İstanbullu değil, global
Bazı mekanların açılışı böyle oluyor. Mekandan çok, dönemin ruhuyla da ilgili bu aslında. Zuma’nın açılışı da öyle, her şeyden sıkıldığımız, yenilik arayışında olduğumuz bir döneme denk geldi. İçeri girdiğimde ilk söylediğim, Londra’da ya da Miami’de Zuma’da gibiyim oluyor. Dekor sayesinde ne bir AVM’de olduğunuzu hissediyorsunuz ne de İstanbul’da olduğunuzu. Pekala herhangi bir ülkede, herhangi bir büyük şehirde olabilirsiniz. Globalleşme böyle bir şey işte. Bazen hoşunuza gidiyor, bazen de her şehirde aynı şeyleri görmekten sıkılıyorsunuz.

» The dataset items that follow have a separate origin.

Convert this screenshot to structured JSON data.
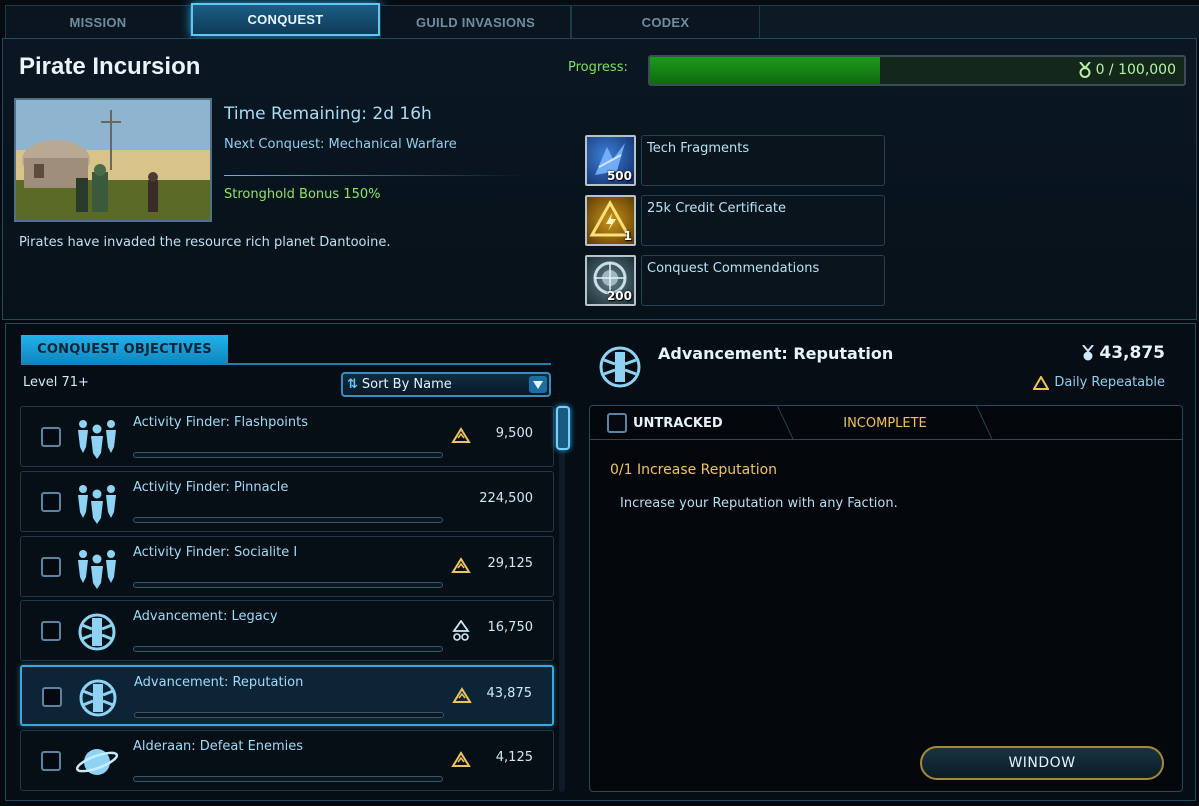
{
  "tabs": [
    {
      "label": "MISSION"
    },
    {
      "label": "CONQUEST"
    },
    {
      "label": "GUILD INVASIONS"
    },
    {
      "label": "CODEX"
    }
  ],
  "conquest": {
    "title": "Pirate Incursion",
    "progress_label": "Progress:",
    "progress_text": "0 / 100,000",
    "progress_fraction": 0.43,
    "time_remaining": "Time Remaining: 2d 16h",
    "next_conquest": "Next Conquest: Mechanical Warfare",
    "stronghold_bonus": "Stronghold Bonus 150%",
    "description": "Pirates have invaded the resource rich planet Dantooine."
  },
  "rewards": [
    {
      "name": "Tech Fragments",
      "count": "500",
      "icon": "tech-fragments-icon"
    },
    {
      "name": "25k Credit Certificate",
      "count": "1",
      "icon": "credit-certificate-icon"
    },
    {
      "name": "Conquest Commendations",
      "count": "200",
      "icon": "conquest-commendations-icon"
    }
  ],
  "objectives": {
    "tab_label": "CONQUEST OBJECTIVES",
    "level": "Level 71+",
    "sort_label": "Sort By Name",
    "rows": [
      {
        "name": "Activity Finder: Flashpoints",
        "value": "9,500",
        "icon": "group-icon",
        "repeat": "daily"
      },
      {
        "name": "Activity Finder: Pinnacle",
        "value": "224,500",
        "icon": "group-icon",
        "repeat": "none"
      },
      {
        "name": "Activity Finder: Socialite I",
        "value": "29,125",
        "icon": "group-icon",
        "repeat": "daily"
      },
      {
        "name": "Advancement: Legacy",
        "value": "16,750",
        "icon": "republic-emblem-icon",
        "repeat": "infinite"
      },
      {
        "name": "Advancement: Reputation",
        "value": "43,875",
        "icon": "republic-emblem-icon",
        "repeat": "daily"
      },
      {
        "name": "Alderaan: Defeat Enemies",
        "value": "4,125",
        "icon": "planet-icon",
        "repeat": "daily"
      }
    ]
  },
  "detail": {
    "title": "Advancement: Reputation",
    "value": "43,875",
    "repeat_label": "Daily Repeatable",
    "untracked_label": "UNTRACKED",
    "incomplete_label": "INCOMPLETE",
    "task": "0/1 Increase Reputation",
    "task_description": "Increase your Reputation with any Faction.",
    "window_button": "WINDOW"
  },
  "colors": {
    "accent": "#3ea7d8",
    "progress_green": "#1c9a1a",
    "gold": "#f0c35a"
  }
}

Zuma, Ortaköy’de daha İstanbulluydu, İstinye’de daha global. Hangisi daha güzel derseniz tamamen tercih meselesi. Ama bu yeni haliyle bir süre İstanbul yeme-içme ve gece hayatının yıldızı olacağı belli. Şimdiden açık havada masa bulmak için seferberlik yaratanlar (Tabii Beymen, Hermes ya da Chanel manzarası için değil, tamamen sigara nedeniyle), istedikleri gün ve saate rezervasyon yapabilmek için araya tanıdık sokanlar oluyor.
Uluslararası zincirlerde genelde standart aynı. Şef Rainer Becker’ın yarattığı menüde suşiler, saşimilerden miso soslu morina balığı, baharatlı bonfileye artık hiç şaşırtmayan klasik lezzetler var. Kokteyllerde müdavimlerin favorisi, South-east Asian Cooler.
Bir de yanar döner bir hazırlama sürecinden geçen Japanese Penicilin (viski, yuzu, bal, zencefil, yumurta beyazı, tütsülenmiş stave). Meyve ve tatlılardan oluşan dev tatlı tabağı da her masada coşku yaratıyor. Müşterilerin gezebildiği ve tadım yapabildiği şarap mahzenleri de ilgi çekiyor.
İstanbul mutfağını takipteler
Menüye yeni eklenenler de olacak. Hatta Türkiye’den de ilham aldıklarını öğreniyorum Zuma Türkiye Müdürü William Cristanelli’den. Yeni Lokanta’dan Balıkçı Kahraman’a en çok etkilendiklerinden söz ediyor. Hatta Balıkçı Kahraman’dan öğrendikleri kalkan pişirme tekniğini Japon yemeklerinde de denediklerini anlatıyor. Belgrad Ormanı’nda porçini mantar bulduklarında ne kadar şaşırdıklarını da.
William Cristanelli İstanbul’a hakim. “Şimdilik Zuma’nın en iyi gecesi cuma oluyor” diyor, cuma yemek sonrası müzik yükseliyormuş. Perşembe daha çok iş yemekleri yeniyor. Cumartesi ise daha çok çiftlerin geldiği dikkatlerini çekmiş. Bir de önemli bilgi: Restoran haftanın her günü öğlen 12.00’den itibaren açık.
Bu yaz Yalıkavak Palmarina’da
Zuma’nın bir sonraki lokasyonu da şimdiden belli: Yalıkavak Palmarina. Bu yaz iki yıldır Nobu’nun yer aldığı alanda Zuma olacak. Nobu’nun Türkiye’deki akıbeti ise henüz belirsiz. Fiyatlara gelince, Nobu kadar astronomik değil, tamamen ne yediğinize ve ne içtiğinize bağlı, çok uygun bir hesapla da çok yüksek bir hesapla da çıkmanız mümkün.